If the project level threshold is not updated very often then I would copy the threshold to every sample row (with perhaps an extra column to indicate an overridden value). This will make any queries simpler and faster.
On the other hand if you update the default threshold frequently. The keep it at the project level and take the (slight) performance hit for the join for every query.
Your 2nd option provides the most flexibility with minimal extra complexity.
In the sample record, have a nullable field that holds the local threshold level. Set the field to null if the sample is to use the default threshold from the project. If you are using SQL, it is straight-forward to join the tables and use isnull
to grab the threshold value:
SELECT Field1, Field2, ISNULL(sample.threshold, project.threshold) as Threshold FROM ...
I would go with your second option, only store the override value on the sample records when it is different to the project threshold (stored on the project record).
These seems like the cleaner solution to me (storing info about the project with the project record, and the sample specific data with the sample) but more importantly there’s a problem with your first option.

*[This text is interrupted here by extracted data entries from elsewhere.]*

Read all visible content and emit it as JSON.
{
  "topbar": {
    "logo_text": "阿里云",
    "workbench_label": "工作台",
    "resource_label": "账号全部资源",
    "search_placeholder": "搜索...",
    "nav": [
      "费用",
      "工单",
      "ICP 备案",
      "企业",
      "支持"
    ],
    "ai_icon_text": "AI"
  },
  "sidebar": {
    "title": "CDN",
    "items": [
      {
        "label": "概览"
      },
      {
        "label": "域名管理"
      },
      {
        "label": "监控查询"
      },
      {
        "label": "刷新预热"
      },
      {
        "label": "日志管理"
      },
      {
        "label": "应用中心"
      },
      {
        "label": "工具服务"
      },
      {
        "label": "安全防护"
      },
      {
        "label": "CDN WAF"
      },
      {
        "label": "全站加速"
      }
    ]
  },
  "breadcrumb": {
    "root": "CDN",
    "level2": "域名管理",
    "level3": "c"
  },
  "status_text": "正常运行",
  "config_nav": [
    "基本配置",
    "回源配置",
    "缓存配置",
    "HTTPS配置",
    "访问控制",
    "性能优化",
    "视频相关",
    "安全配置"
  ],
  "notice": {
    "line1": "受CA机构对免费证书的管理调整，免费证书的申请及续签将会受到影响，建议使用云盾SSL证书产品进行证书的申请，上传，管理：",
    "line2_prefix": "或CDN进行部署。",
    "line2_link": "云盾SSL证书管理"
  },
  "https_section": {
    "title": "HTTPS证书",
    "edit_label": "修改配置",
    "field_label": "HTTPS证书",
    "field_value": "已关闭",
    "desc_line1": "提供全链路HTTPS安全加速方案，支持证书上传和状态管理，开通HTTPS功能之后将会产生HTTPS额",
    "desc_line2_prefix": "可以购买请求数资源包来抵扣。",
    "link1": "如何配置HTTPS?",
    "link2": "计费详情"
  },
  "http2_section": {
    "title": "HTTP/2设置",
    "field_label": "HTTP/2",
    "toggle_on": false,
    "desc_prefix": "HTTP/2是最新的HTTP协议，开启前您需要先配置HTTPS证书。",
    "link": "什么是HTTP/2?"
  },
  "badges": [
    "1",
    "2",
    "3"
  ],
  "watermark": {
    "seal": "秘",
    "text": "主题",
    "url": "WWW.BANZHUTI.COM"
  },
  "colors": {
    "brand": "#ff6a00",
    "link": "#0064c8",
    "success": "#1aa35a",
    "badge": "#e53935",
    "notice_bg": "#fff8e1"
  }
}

For example, if you store the project threshold on the samples where there is no sample specific threshold and you have a project threshold of 5:
| Sample Name | Threshold |
| Sample A | 5 |
| Sample B | 5 |
| Sample C | 5 |
You update Sample C to have an over-ridden threshold of 6:
| Sample Name | Threshold |
| Sample A | 5 |
| Sample B | 5 |
| Sample C | 6 |
You then update the project threshold to 6:
| Sample Name | Threshold |
| Sample A | 6 |
| Sample B | 6 |
| Sample C | 6 |
If you should go on to change the project threshold back down, you can’t distinguish C from A and B, meaning it will also be changed back to 5, which might not be what you want.
You could store a flag to indicate that the threshold is sample specific to avoid this situation, but this seems redundant when compared to storing the project threshold on the project and having nulls in the sample threshold unless it is set.